Diary of a Retiree Robert A. Lytle: Christmas Came Early This Year

Diary of a Retiree – Saturday, December 5, 2020 – Christmas Comes Early This Year

Bob sits in a chair with bookselves behind him
Bob Lytle in his home library

Up at 7:30, I made our usual eggs and toast, and sat down with the iPad.

The Detroit News front page has a Neal Rubin article about the Straits of Mackinac’s Round Island Lighthouse and its small but dedicated group of preservationists. With the Great Lakes having record high water levels and the likelihood of unusually damaging ice and high winds, this could easily be the last year Mackinac Island visitors might appreciate the iconic 125-year-old structure.

I read the article and passed it across the breakfast table to Candy. While she read, I turned to the daily Sudoku. A minute later I glanced up to see her bawling her eyes out. I guessed she had skipped the lighthouse article and read an obituary of an old friend. I asked, “What’s wrong?”

“This lighthouse story,” she said. “It’s so touching.”

I was relieved no one had died and admitted I had had the same emotional reaction.        

Each of our interests in Round Island comes from a lifelong love for the Straits area and Mackinac Island in particular. Candy visited with her parents every year since she was a child. I spent my early summers at our family cabin in the nearby Les Cheneaux Islands. Following that, I worked four college summers on the Mackinac Island yacht dock where Candy and I met.

After marriage, we continued our summer trips with our sons, and I began writing young adult books with the Straits area being the location for six of them. Now we make the annual pilgrimage with the boys, their wives and our grandchildren.

The News article continued to reveal a most heartwarming story, which included Matt McMullen’s name. Matt is a high school teacher in Clio. As a Boy Scout in 1996, he and his troop came to Round Island to volunteer at the lighthouse, sweeping and doing whatever they could to spiff up the old building. This was over two decades ago, and during the following winters, he and his friends watched the lighthouse deteriorate.

By the early 2000s, Matt organized his old Scout pals and formed the Round Island Lighthouse Preservation Society. With no major funding, their efforts were primarily cosmetic. This year, with the potentially drastic winter approaching, there was practically no hope for an 11th hour remedy. They needed a prayer answered. Out of the blue – an angel – an anonymous benefactor, donated $250,000 to Matt’s underfunded but enthusiastic society. It was a godsend for sure; but had the money come too late?

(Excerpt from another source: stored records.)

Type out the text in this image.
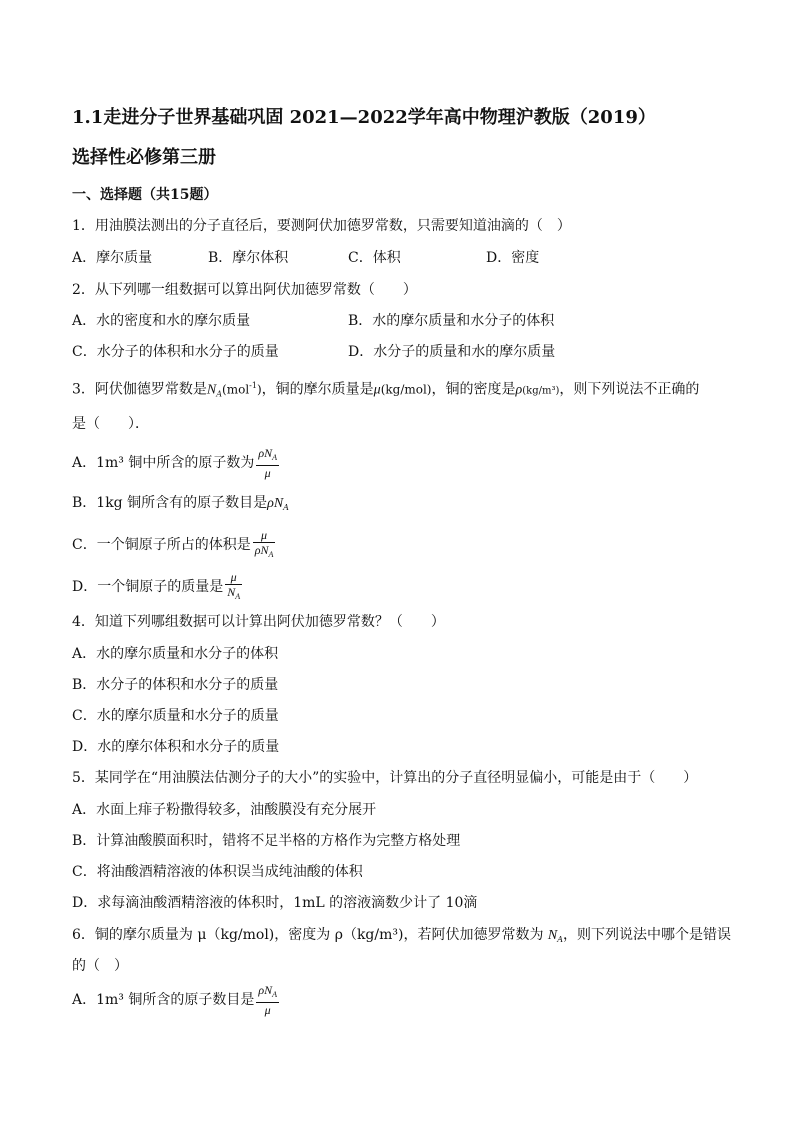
1.1走进分子世界基础巩固 2021—2022学年高中物理沪教版（2019）
选择性必修第三册
一、选择题（共15题）
1．用油膜法测出的分子直径后，要测阿伏加德罗常数，只需要知道油滴的（　）
A．摩尔质量	B．摩尔体积	C．体积	D．密度
2．从下列哪一组数据可以算出阿伏加德罗常数（　　）
A．水的密度和水的摩尔质量	B．水的摩尔质量和水分子的体积
C．水分子的体积和水分子的质量	D．水分子的质量和水的摩尔质量
3．阿伏伽德罗常数是$N_A(mol^{-1})$，铜的摩尔质量是μ(kg/mol)，铜的密度是ρ(kg/m³)，则下列说法不正确的
是（　　）．
A．1m³ 铜中所含的原子数为 $\frac{\rho N_A}{\mu}$
B．1kg 铜所含有的原子数目是$\rho N_A$
C．一个铜原子所占的体积是 $\frac{\mu}{\rho N_A}$
D．一个铜原子的质量是 $\frac{\mu}{N_A}$
4．知道下列哪组数据可以计算出阿伏加德罗常数？（　　）
A．水的摩尔质量和水分子的体积
B．水分子的体积和水分子的质量
C．水的摩尔质量和水分子的质量
D．水的摩尔体积和水分子的质量
5．某同学在“用油膜法估测分子的大小”的实验中，计算出的分子直径明显偏小，可能是由于（　　）
A．水面上痱子粉撒得较多，油酸膜没有充分展开
B．计算油酸膜面积时，错将不足半格的方格作为完整方格处理
C．将油酸酒精溶液的体积误当成纯油酸的体积
D．求每滴油酸酒精溶液的体积时，1mL 的溶液滴数少计了 10滴
6．铜的摩尔质量为 μ（kg/mol)，密度为 ρ（kg/m³)，若阿伏加德罗常数为 $N_A$，则下列说法中哪个是错误
的（　）
A．1m³ 铜所含的原子数目是 $\frac{\rho N_A}{\mu}$
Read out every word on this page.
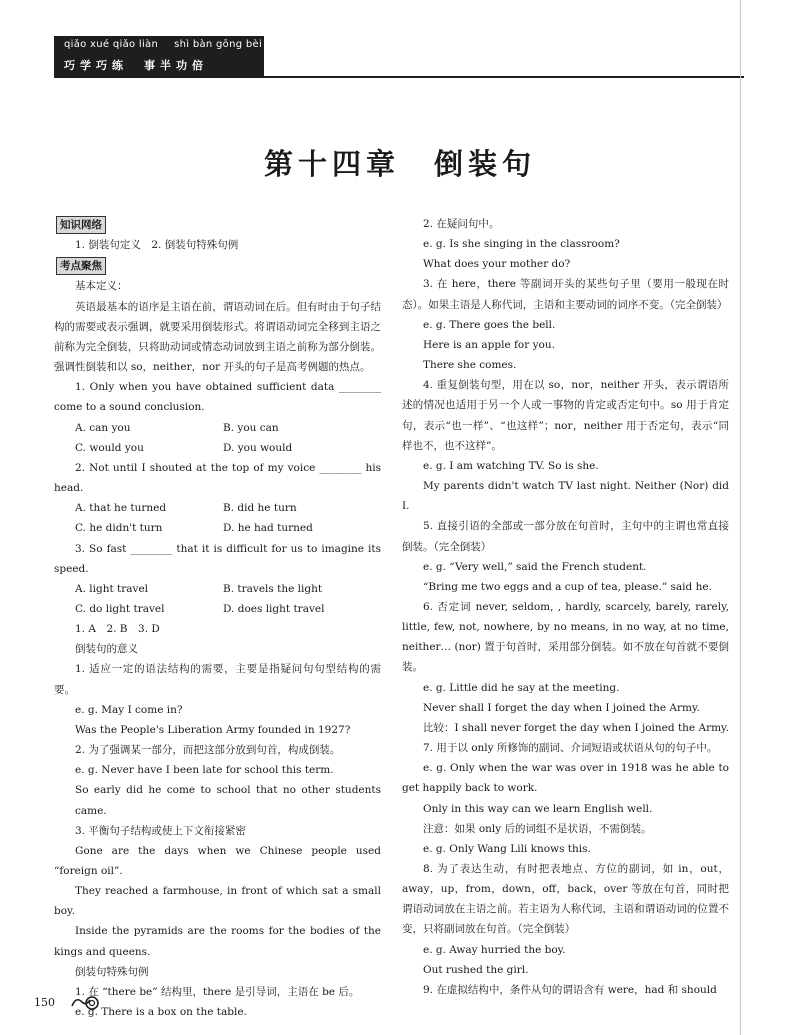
qiǎo xué qiǎo liàn shì bàn gōng bèi
巧学巧练 事半功倍
第十四章　倒装句
知识网络

1. 倒装句定义　2. 倒装句特殊句例

考点聚焦

基本定义：

英语最基本的语序是主语在前，谓语动词在后。但有时由于句子结构的需要或表示强调，就要采用倒装形式。将谓语动词完全移到主语之前称为完全倒装，只将助动词或情态动词放到主语之前称为部分倒装。强调性倒装和以 so，neither，nor 开头的句子是高考例题的热点。

1. Only when you have obtained sufficient data ________ come to a sound conclusion.

A. can you	B. you can
C. would you	D. you would

2. Not until I shouted at the top of my voice ________ his head.

A. that he turned	B. did he turn
C. he didn't turn	D. he had turned

3. So fast ________ that it is difficult for us to imagine its speed.

A. light travel	B. travels the light
C. do light travel	D. does light travel

1. A　2. B　3. D

倒装句的意义

1. 适应一定的语法结构的需要，主要是指疑问句句型结构的需要。

e. g. May I come in?

Was the People's Liberation Army founded in 1927?

2. 为了强调某一部分，而把这部分放到句首，构成倒装。

e. g. Never have I been late for school this term.

So early did he come to school that no other students came.

3. 平衡句子结构或使上下文衔接紧密

Gone are the days when we Chinese people used “foreign oil”.

They reached a farmhouse, in front of which sat a small boy.

Inside the pyramids are the rooms for the bodies of the kings and queens.

倒装句特殊句例

1. 在 “there be” 结构里，there 是引导词，主语在 be 后。

e. g. There is a box on the table.

2. 在疑问句中。

e. g. Is she singing in the classroom?

What does your mother do?

3. 在 here，there 等副词开头的某些句子里（要用一般现在时态）。如果主语是人称代词，主语和主要动词的词序不变。（完全倒装）

e. g. There goes the bell.

Here is an apple for you.

There she comes.

4. 重复倒装句型，用在以 so，nor，neither 开头，表示谓语所述的情况也适用于另一个人或一事物的肯定或否定句中。so 用于肯定句，表示“也一样”、“也这样”；nor，neither 用于否定句，表示“同样也不，也不这样”。

e. g. I am watching TV. So is she.

My parents didn't watch TV last night. Neither (Nor) did I.

5. 直接引语的全部或一部分放在句首时，主句中的主谓也常直接倒装。（完全倒装）

e. g. “Very well,” said the French student.

“Bring me two eggs and a cup of tea, please.” said he.

6. 否定词 never, seldom, , hardly, scarcely, barely, rarely, little, few, not, nowhere, by no means, in no way, at no time, neither… (nor) 置于句首时，采用部分倒装。如不放在句首就不要倒装。

e. g. Little did he say at the meeting.

Never shall I forget the day when I joined the Army.

比较：I shall never forget the day when I joined the Army.

7. 用于以 only 所修饰的副词、介词短语或状语从句的句子中。

e. g. Only when the war was over in 1918 was he able to get happily back to work.

Only in this way can we learn English well.

注意：如果 only 后的词组不是状语，不需倒装。

e. g. Only Wang Lili knows this.

8. 为了表达生动，有时把表地点、方位的副词，如 in，out，away，up，from，down，off，back，over 等放在句首，同时把谓语动词放在主语之前。若主语为人称代词，主语和谓语动词的位置不变，只将副词放在句首。（完全倒装）

e. g. Away hurried the boy.

Out rushed the girl.

9. 在虚拟结构中，条件从句的谓语含有 were，had 和 should

150
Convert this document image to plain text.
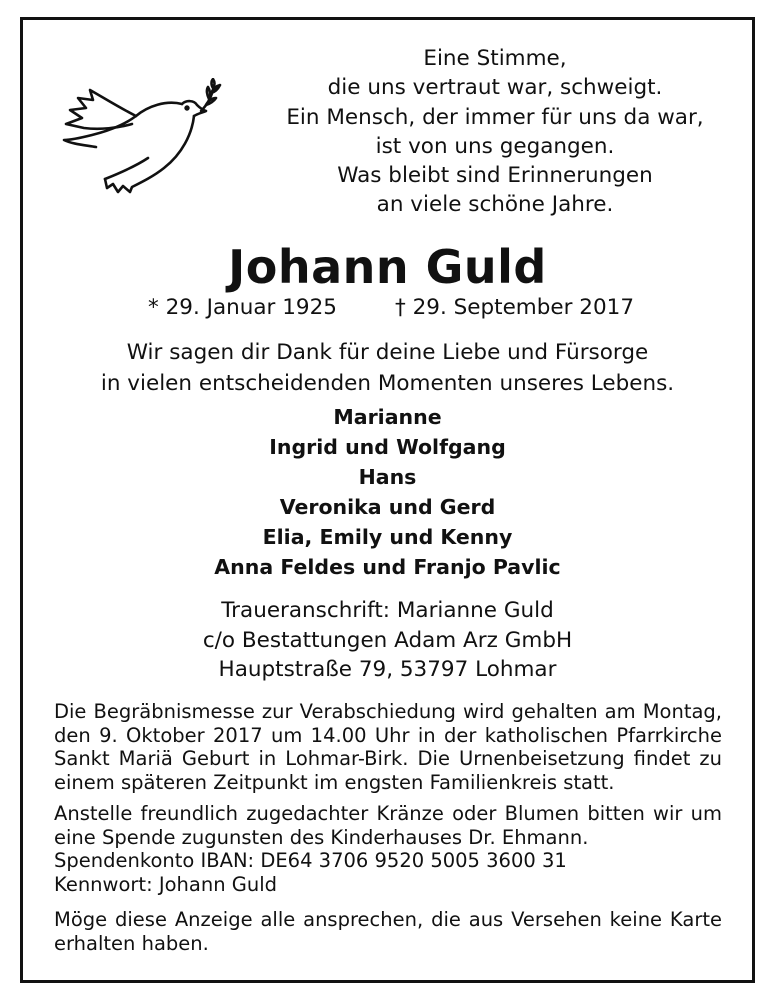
Eine Stimme,
die uns vertraut war, schweigt.
Ein Mensch, der immer für uns da war,
ist von uns gegangen.
Was bleibt sind Erinnerungen
an viele schöne Jahre.
Johann Guld
* 29. Januar 1925	† 29. September 2017
Wir sagen dir Dank für deine Liebe und Fürsorge
in vielen entscheidenden Momenten unseres Lebens.
Marianne
Ingrid und Wolfgang
Hans
Veronika und Gerd
Elia, Emily und Kenny
Anna Feldes und Franjo Pavlic
Traueranschrift: Marianne Guld
c/o Bestattungen Adam Arz GmbH
Hauptstraße 79, 53797 Lohmar
Die Begräbnismesse zur Verabschiedung wird gehalten am Montag, den 9. Oktober 2017 um 14.00 Uhr in der katholischen Pfarrkirche Sankt Mariä Geburt in Lohmar-Birk. Die Urnenbeisetzung findet zu einem späteren Zeitpunkt im engsten Familienkreis statt.
Anstelle freundlich zugedachter Kränze oder Blumen bitten wir um eine Spende zugunsten des Kinderhauses Dr. Ehmann.
Spendenkonto IBAN: DE64 3706 9520 5005 3600 31
Kennwort: Johann Guld
Möge diese Anzeige alle ansprechen, die aus Versehen keine Karte erhalten haben.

Matt asked the advice of a nautical engineering firm. It advised that, even with the donor’s enormous contribution, the project could not be completed in time without securing a suitable tugboat, huge barge and an experienced crew capable of collecting, hauling and accurately depositing 1,500 tons of refrigerator-sized limestone block around the tiny island lighthouse – and do it pronto.

 A second miracle came. A suitable company, the North Shore Marine Terminal in Escanaba, whose owner, Nick Kobasic, was also a Mackinac Island lover, stepped in and took the risky job. By November 17, only three weeks ago, facing the dreaded Winds Of November that are famous for shipwrecks throughout Great Lakes history, his loaded barge was chugging its way to the to the Straits. On November 20, 4 days later, the impossible mission became Mission Accomplished – and just in the nick of time. Without Matt and his old Boy Scout buddies, along with one major donor, several other contributors and a host of preservation enthusiasts, Michigan’s iconic lighthouse might have been reduced to an embarrassing eyesore, an unsightly pile of rubble by May, 2021. Christmas – for all of us – has come early this year.

After re-reading the article, I brought up the Round Island Lighthouse Preservation Society website. I watched an earlier video of Matt as he described the reclamation needed to reclaim the severely eroded island and its precious building.  

I emailed Matt, telling him of my willingness to contribute several of my 2004 book, Mystery At Round Island Light, to the Society’s website store. The books, I told him, are leftover from its publisher going out of business. I bought the remaining copies rather than have the publisher sell them to a recycling company for pulp. As it is, they are not doing anyone any good, stored as they are, in my garage. I told him that I wrote the stories to be read, not to be turned into refuse. If the lighthouse society can sell them, it would be my contribution to their cause. Matt called me less than an hour later, eager to meet.

Now, let’s all celebrate the Straits Area’s most extraordinary gift. Merry Christmas, Mackinac Island visitors and lighthouse lovers! Thank you Matt and all those who made it possible.

Visit Robert A. Lytle’s Website


  1. Thank you Bob for your personal invite, I can’t imagine a better storyteller to share this good news with the rest of Michigan! As a not so young adult, I have enjoyed each of your books, and passed them along to the real young adults to be able to touch local history through your gifted telling. May this next chapter of your life continue to be shared so well, and so effectively.